How to solve Leetcode 923. 3Sum With Multiplicity

How to solve Leetcode 923. 3Sum With Multiplicity

Problem statement

Given an integer array arr, and an integer target, return the number of tuples i, j, k such that i < j < k and arr[i] + arr[j] + arr[k] == target.

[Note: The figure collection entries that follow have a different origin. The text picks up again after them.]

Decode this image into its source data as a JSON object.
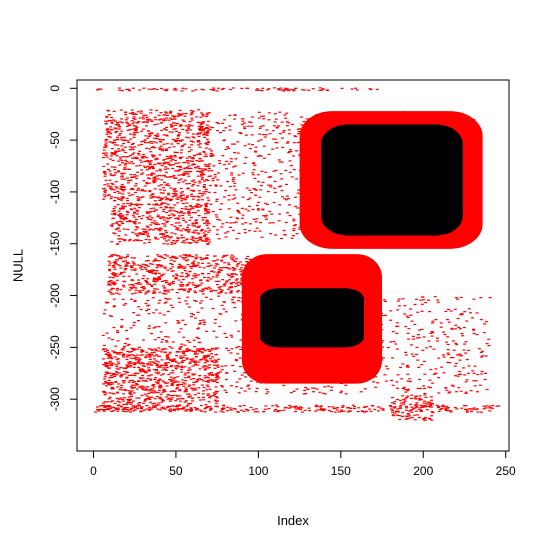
{
  "chart_data": {
    "type": "scatter",
    "title": "",
    "xlabel": "Index",
    "ylabel": "NULL",
    "xlim": [
      -10,
      252
    ],
    "ylim": [
      -350,
      8
    ],
    "grid": false,
    "x_ticks": [
      0,
      50,
      100,
      150,
      200,
      250
    ],
    "y_ticks": [
      0,
      -50,
      -100,
      -150,
      -200,
      -250,
      -300
    ],
    "x_tick_labels": [
      "0",
      "50",
      "100",
      "150",
      "200",
      "250"
    ],
    "y_tick_labels": [
      "0",
      "-50",
      "-100",
      "-150",
      "-200",
      "-250",
      "-300"
    ],
    "colors": {
      "fill": "#ff0000",
      "core": "#000000",
      "frame": "#000000"
    },
    "series": [
      {
        "color": "#ff0000",
        "regions": [
          {
            "x": [
              0,
              172
            ],
            "y": [
              -2,
              1
            ]
          },
          {
            "x": [
              5,
              70
            ],
            "y": [
              -108,
              -20
            ]
          },
          {
            "x": [
              10,
              70
            ],
            "y": [
              -150,
              -110
            ]
          },
          {
            "x": [
              70,
              230
            ],
            "y": [
              -145,
              -22
            ]
          },
          {
            "x": [
              8,
              95
            ],
            "y": [
              -198,
              -160
            ]
          },
          {
            "x": [
              5,
              240
            ],
            "y": [
              -295,
              -200
            ]
          },
          {
            "x": [
              5,
              75
            ],
            "y": [
              -310,
              -250
            ]
          },
          {
            "x": [
              180,
              205
            ],
            "y": [
              -320,
              -295
            ]
          },
          {
            "x": [
              0,
              245
            ],
            "y": [
              -312,
              -305
            ]
          }
        ],
        "blocks": [
          {
            "x": [
              125,
              236
            ],
            "y": [
              -155,
              -22
            ]
          },
          {
            "x": [
              90,
              175
            ],
            "y": [
              -285,
              -160
            ]
          }
        ]
      },
      {
        "color": "#000000",
        "blocks": [
          {
            "x": [
              138,
              224
            ],
            "y": [
              -142,
              -35
            ]
          },
          {
            "x": [
              101,
              164
            ],
            "y": [
              -250,
              -193
            ]
          }
        ]
      }
    ]
  }
}
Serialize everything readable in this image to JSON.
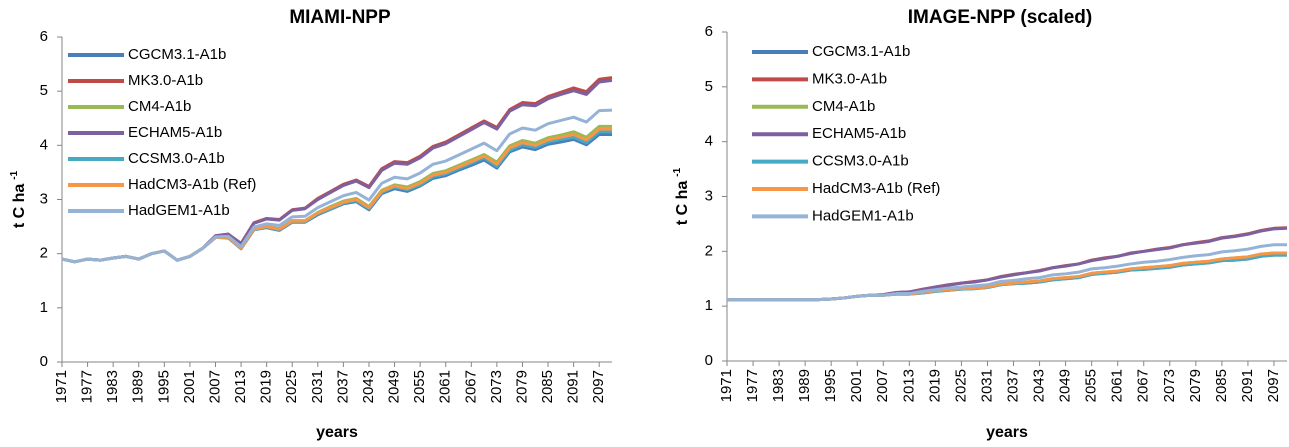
{
  "chart_data": [
    {
      "type": "line",
      "title": "MIAMI-NPP",
      "xlabel": "years",
      "ylabel": "t C ha",
      "ylabel_superscript": "-1",
      "xlim": [
        1971,
        2100
      ],
      "xticks": [
        1971,
        1977,
        1983,
        1989,
        1995,
        2001,
        2007,
        2013,
        2019,
        2025,
        2031,
        2037,
        2043,
        2049,
        2055,
        2061,
        2067,
        2073,
        2079,
        2085,
        2091,
        2097
      ],
      "ylim": [
        0,
        6
      ],
      "yticks": [
        0,
        1,
        2,
        3,
        4,
        5,
        6
      ],
      "grid": false,
      "legend": "upper left",
      "x": [
        1971,
        1974,
        1977,
        1980,
        1983,
        1986,
        1989,
        1992,
        1995,
        1998,
        2001,
        2004,
        2007,
        2010,
        2013,
        2016,
        2019,
        2022,
        2025,
        2028,
        2031,
        2034,
        2037,
        2040,
        2043,
        2046,
        2049,
        2052,
        2055,
        2058,
        2061,
        2064,
        2067,
        2070,
        2073,
        2076,
        2079,
        2082,
        2085,
        2088,
        2091,
        2094,
        2097,
        2100
      ],
      "series": [
        {
          "name": "CGCM3.1-A1b",
          "color": "#4a7ebb",
          "values": [
            1.9,
            1.85,
            1.9,
            1.88,
            1.92,
            1.95,
            1.9,
            2.0,
            2.05,
            1.88,
            1.95,
            2.1,
            2.3,
            2.29,
            2.09,
            2.44,
            2.48,
            2.43,
            2.58,
            2.58,
            2.72,
            2.82,
            2.92,
            2.96,
            2.81,
            3.11,
            3.2,
            3.15,
            3.25,
            3.39,
            3.44,
            3.54,
            3.63,
            3.73,
            3.58,
            3.88,
            3.97,
            3.92,
            4.02,
            4.06,
            4.11,
            4.01,
            4.2,
            4.2
          ]
        },
        {
          "name": "MK3.0-A1b",
          "color": "#be4b48",
          "values": [
            1.9,
            1.85,
            1.9,
            1.88,
            1.92,
            1.95,
            1.9,
            2.0,
            2.05,
            1.88,
            1.95,
            2.1,
            2.33,
            2.36,
            2.19,
            2.57,
            2.65,
            2.63,
            2.81,
            2.84,
            3.02,
            3.15,
            3.28,
            3.36,
            3.24,
            3.57,
            3.7,
            3.68,
            3.8,
            3.98,
            4.06,
            4.19,
            4.32,
            4.45,
            4.33,
            4.66,
            4.79,
            4.77,
            4.9,
            4.98,
            5.06,
            4.99,
            5.22,
            5.25
          ]
        },
        {
          "name": "CM4-A1b",
          "color": "#98b954",
          "values": [
            1.9,
            1.85,
            1.9,
            1.88,
            1.92,
            1.95,
            1.9,
            2.0,
            2.05,
            1.88,
            1.95,
            2.1,
            2.3,
            2.3,
            2.1,
            2.46,
            2.51,
            2.46,
            2.61,
            2.61,
            2.76,
            2.87,
            2.97,
            3.02,
            2.87,
            3.17,
            3.27,
            3.23,
            3.33,
            3.48,
            3.53,
            3.63,
            3.73,
            3.83,
            3.69,
            3.99,
            4.09,
            4.04,
            4.14,
            4.19,
            4.25,
            4.15,
            4.35,
            4.35
          ]
        },
        {
          "name": "ECHAM5-A1b",
          "color": "#7d60a0",
          "values": [
            1.9,
            1.85,
            1.9,
            1.88,
            1.92,
            1.95,
            1.9,
            2.0,
            2.05,
            1.88,
            1.95,
            2.1,
            2.33,
            2.36,
            2.18,
            2.56,
            2.64,
            2.62,
            2.8,
            2.83,
            3.0,
            3.13,
            3.26,
            3.34,
            3.22,
            3.54,
            3.67,
            3.65,
            3.77,
            3.95,
            4.03,
            4.16,
            4.29,
            4.42,
            4.3,
            4.63,
            4.75,
            4.73,
            4.86,
            4.94,
            5.01,
            4.94,
            5.17,
            5.2
          ]
        },
        {
          "name": "CCSM3.0-A1b",
          "color": "#46aac5",
          "values": [
            1.9,
            1.85,
            1.9,
            1.88,
            1.92,
            1.95,
            1.9,
            2.0,
            2.05,
            1.88,
            1.95,
            2.1,
            2.3,
            2.3,
            2.1,
            2.44,
            2.49,
            2.44,
            2.59,
            2.59,
            2.74,
            2.83,
            2.93,
            2.98,
            2.83,
            3.13,
            3.23,
            3.18,
            3.27,
            3.42,
            3.47,
            3.57,
            3.67,
            3.77,
            3.61,
            3.91,
            4.01,
            3.96,
            4.06,
            4.11,
            4.15,
            4.05,
            4.25,
            4.25
          ]
        },
        {
          "name": "HadCM3-A1b (Ref)",
          "color": "#f79646",
          "values": [
            1.9,
            1.85,
            1.9,
            1.88,
            1.92,
            1.95,
            1.9,
            2.0,
            2.05,
            1.88,
            1.95,
            2.1,
            2.3,
            2.3,
            2.1,
            2.45,
            2.5,
            2.45,
            2.6,
            2.6,
            2.75,
            2.85,
            2.95,
            3.0,
            2.85,
            3.15,
            3.25,
            3.2,
            3.3,
            3.45,
            3.5,
            3.6,
            3.7,
            3.8,
            3.65,
            3.95,
            4.05,
            4.0,
            4.1,
            4.15,
            4.2,
            4.1,
            4.3,
            4.3
          ]
        },
        {
          "name": "HadGEM1-A1b",
          "color": "#95b3d7",
          "values": [
            1.9,
            1.85,
            1.9,
            1.88,
            1.92,
            1.95,
            1.9,
            2.0,
            2.05,
            1.88,
            1.95,
            2.1,
            2.31,
            2.32,
            2.13,
            2.49,
            2.55,
            2.52,
            2.68,
            2.69,
            2.85,
            2.96,
            3.07,
            3.13,
            2.99,
            3.3,
            3.41,
            3.38,
            3.49,
            3.65,
            3.71,
            3.82,
            3.93,
            4.04,
            3.9,
            4.21,
            4.32,
            4.28,
            4.4,
            4.46,
            4.52,
            4.43,
            4.64,
            4.65
          ]
        }
      ]
    },
    {
      "type": "line",
      "title": "IMAGE-NPP (scaled)",
      "xlabel": "years",
      "ylabel": "t C ha",
      "ylabel_superscript": "-1",
      "xlim": [
        1971,
        2100
      ],
      "xticks": [
        1971,
        1977,
        1983,
        1989,
        1995,
        2001,
        2007,
        2013,
        2019,
        2025,
        2031,
        2037,
        2043,
        2049,
        2055,
        2061,
        2067,
        2073,
        2079,
        2085,
        2091,
        2097
      ],
      "ylim": [
        0,
        6
      ],
      "yticks": [
        0,
        1,
        2,
        3,
        4,
        5,
        6
      ],
      "grid": false,
      "legend": "upper left",
      "x": [
        1971,
        1974,
        1977,
        1980,
        1983,
        1986,
        1989,
        1992,
        1995,
        1998,
        2001,
        2004,
        2007,
        2010,
        2013,
        2016,
        2019,
        2022,
        2025,
        2028,
        2031,
        2034,
        2037,
        2040,
        2043,
        2046,
        2049,
        2052,
        2055,
        2058,
        2061,
        2064,
        2067,
        2070,
        2073,
        2076,
        2079,
        2082,
        2085,
        2088,
        2091,
        2094,
        2097,
        2100
      ],
      "series": [
        {
          "name": "CGCM3.1-A1b",
          "color": "#4a7ebb",
          "values": [
            1.12,
            1.12,
            1.12,
            1.12,
            1.12,
            1.12,
            1.12,
            1.12,
            1.13,
            1.15,
            1.18,
            1.2,
            1.2,
            1.22,
            1.22,
            1.24,
            1.27,
            1.29,
            1.31,
            1.32,
            1.34,
            1.39,
            1.41,
            1.42,
            1.44,
            1.48,
            1.5,
            1.52,
            1.58,
            1.6,
            1.62,
            1.66,
            1.67,
            1.69,
            1.71,
            1.75,
            1.77,
            1.79,
            1.83,
            1.84,
            1.86,
            1.91,
            1.93,
            1.93
          ]
        },
        {
          "name": "MK3.0-A1b",
          "color": "#be4b48",
          "values": [
            1.12,
            1.12,
            1.12,
            1.12,
            1.12,
            1.12,
            1.12,
            1.12,
            1.13,
            1.15,
            1.18,
            1.2,
            1.21,
            1.25,
            1.26,
            1.31,
            1.35,
            1.39,
            1.42,
            1.45,
            1.48,
            1.54,
            1.58,
            1.61,
            1.65,
            1.7,
            1.74,
            1.77,
            1.84,
            1.88,
            1.91,
            1.97,
            2.0,
            2.04,
            2.07,
            2.12,
            2.16,
            2.19,
            2.25,
            2.28,
            2.32,
            2.38,
            2.42,
            2.43
          ]
        },
        {
          "name": "CM4-A1b",
          "color": "#98b954",
          "values": [
            1.12,
            1.12,
            1.12,
            1.12,
            1.12,
            1.12,
            1.12,
            1.12,
            1.13,
            1.15,
            1.18,
            1.2,
            1.2,
            1.22,
            1.22,
            1.25,
            1.28,
            1.3,
            1.32,
            1.33,
            1.35,
            1.4,
            1.42,
            1.44,
            1.46,
            1.5,
            1.52,
            1.54,
            1.6,
            1.62,
            1.64,
            1.68,
            1.7,
            1.72,
            1.74,
            1.78,
            1.8,
            1.82,
            1.86,
            1.88,
            1.9,
            1.95,
            1.97,
            1.97
          ]
        },
        {
          "name": "ECHAM5-A1b",
          "color": "#7d60a0",
          "values": [
            1.12,
            1.12,
            1.12,
            1.12,
            1.12,
            1.12,
            1.12,
            1.12,
            1.13,
            1.15,
            1.18,
            1.2,
            1.21,
            1.25,
            1.26,
            1.3,
            1.35,
            1.38,
            1.42,
            1.44,
            1.48,
            1.53,
            1.57,
            1.61,
            1.64,
            1.7,
            1.73,
            1.77,
            1.83,
            1.87,
            1.91,
            1.96,
            2.0,
            2.03,
            2.06,
            2.12,
            2.15,
            2.18,
            2.24,
            2.27,
            2.31,
            2.37,
            2.41,
            2.42
          ]
        },
        {
          "name": "CCSM3.0-A1b",
          "color": "#46aac5",
          "values": [
            1.12,
            1.12,
            1.12,
            1.12,
            1.12,
            1.12,
            1.12,
            1.12,
            1.13,
            1.15,
            1.18,
            1.2,
            1.2,
            1.22,
            1.22,
            1.24,
            1.27,
            1.29,
            1.31,
            1.32,
            1.34,
            1.39,
            1.41,
            1.42,
            1.44,
            1.48,
            1.5,
            1.52,
            1.58,
            1.6,
            1.62,
            1.66,
            1.67,
            1.69,
            1.71,
            1.75,
            1.77,
            1.79,
            1.83,
            1.84,
            1.86,
            1.91,
            1.93,
            1.93
          ]
        },
        {
          "name": "HadCM3-A1b (Ref)",
          "color": "#f79646",
          "values": [
            1.12,
            1.12,
            1.12,
            1.12,
            1.12,
            1.12,
            1.12,
            1.12,
            1.13,
            1.15,
            1.18,
            1.2,
            1.2,
            1.22,
            1.22,
            1.25,
            1.28,
            1.3,
            1.32,
            1.33,
            1.35,
            1.4,
            1.42,
            1.44,
            1.46,
            1.5,
            1.52,
            1.54,
            1.6,
            1.62,
            1.64,
            1.68,
            1.7,
            1.72,
            1.74,
            1.78,
            1.8,
            1.82,
            1.86,
            1.88,
            1.9,
            1.95,
            1.97,
            1.97
          ]
        },
        {
          "name": "HadGEM1-A1b",
          "color": "#95b3d7",
          "values": [
            1.12,
            1.12,
            1.12,
            1.12,
            1.12,
            1.12,
            1.12,
            1.12,
            1.13,
            1.15,
            1.18,
            1.2,
            1.2,
            1.23,
            1.23,
            1.27,
            1.3,
            1.33,
            1.35,
            1.37,
            1.39,
            1.45,
            1.47,
            1.5,
            1.52,
            1.57,
            1.59,
            1.62,
            1.68,
            1.7,
            1.73,
            1.77,
            1.8,
            1.82,
            1.85,
            1.89,
            1.92,
            1.94,
            1.99,
            2.01,
            2.04,
            2.09,
            2.12,
            2.12
          ]
        }
      ]
    }
  ]
}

As the answer can be very large, return it modulo 10^9 + 7.

Example 1

Input: arr = [1,1,2,2,3,3,4,4,5,5], target = 8
Output: 20
Explanation: 
Enumerating by the values (arr[i], arr[j], arr[k]):
(1, 2, 5) occurs 8 times;
(1, 3, 4) occurs 8 times;
(2, 2, 4) occurs 2 times;
(2, 3, 3) occurs 2 times.

Example 2

Input: arr = [1,1,2,2,2,2], target = 5
Output: 12
Explanation: 
arr[i] = 1, arr[j] = arr[k] = 2 occurs 12 times:
We choose one 1 from [1,1] in 2 ways,
and two 2s from [2,2,2,2] in 6 ways.

Constraints

  • 3 <= arr.length <= 3000.
  • 0 <= arr[i] <= 100.
  • 0 <= target <= 300.

Solution 1: Bruteforce

Find all tuples that satisfy the target sum.

Code

#include <vector>
#include <iostream>
using namespace std;
int threeSumMulti(vector<int>& arr, int target) {
    const int MOD = 1000000007;
    int count = 0;
    for (int i = 0; i < arr.size() - 2; i++) {
        for (int j = i + 1; j < arr.size() - 1; j++) {
            for (int k = j + 1; k < arr.size(); k++) {
                if (arr[i] + arr[j] + arr[k] == target) {
                    count += 1 % MOD;
                }
            }
        }
    }
    return count;
}
int main() {
    vector<int> arr{1,1,2,2,3,3,4,4,5,5};
    cout << threeSumMulti(arr, 8) << endl;
    arr = {1,1,2,2,2,2};
    cout << threeSumMulti(arr, 5) << endl;
}
Output:
20
12

Complexity

  • Runtime: O(N^3), where N = arr.length.
  • Extra space: O(1).

Solution 2: Store one of the values in the tuples

Rewrite the condition arr[i] + arr[j] + arr[k] == target as arr[i] == target - arr[j] - arr[k], then you can reduce one of the for loops by using a map to store the count of the values arr[i] that have been visited.

Code

#include <vector>
#include <iostream>
#include <unordered_map>
using namespace std;
int threeSumMulti(vector<int>& arr, int target) {
    unordered_map<int, int> m;
    const int MOD = 1000000007;
    int count = 0;
    for (int i = 0; i < arr.size() - 1; i++) {
        for (int j = i + 1; j < arr.size(); j++) {
            auto it = m.find(target - arr[i] - arr[j]);
            if (it != m.end()) {
                count = (count + it->second) % MOD;
            }
        }
        m[arr[i]]++;
    }
    return count;
}
int main() {
    vector<int> arr{1,1,2,2,3,3,4,4,5,5};
    cout << threeSumMulti(arr, 8) << endl;
    arr = {1,1,2,2,2,2};
    cout << threeSumMulti(arr, 5) << endl;
}
Output:
20
12

Complexity

  • Runtime: O(N^2), where N = arr.length.
  • Extra space: O(N).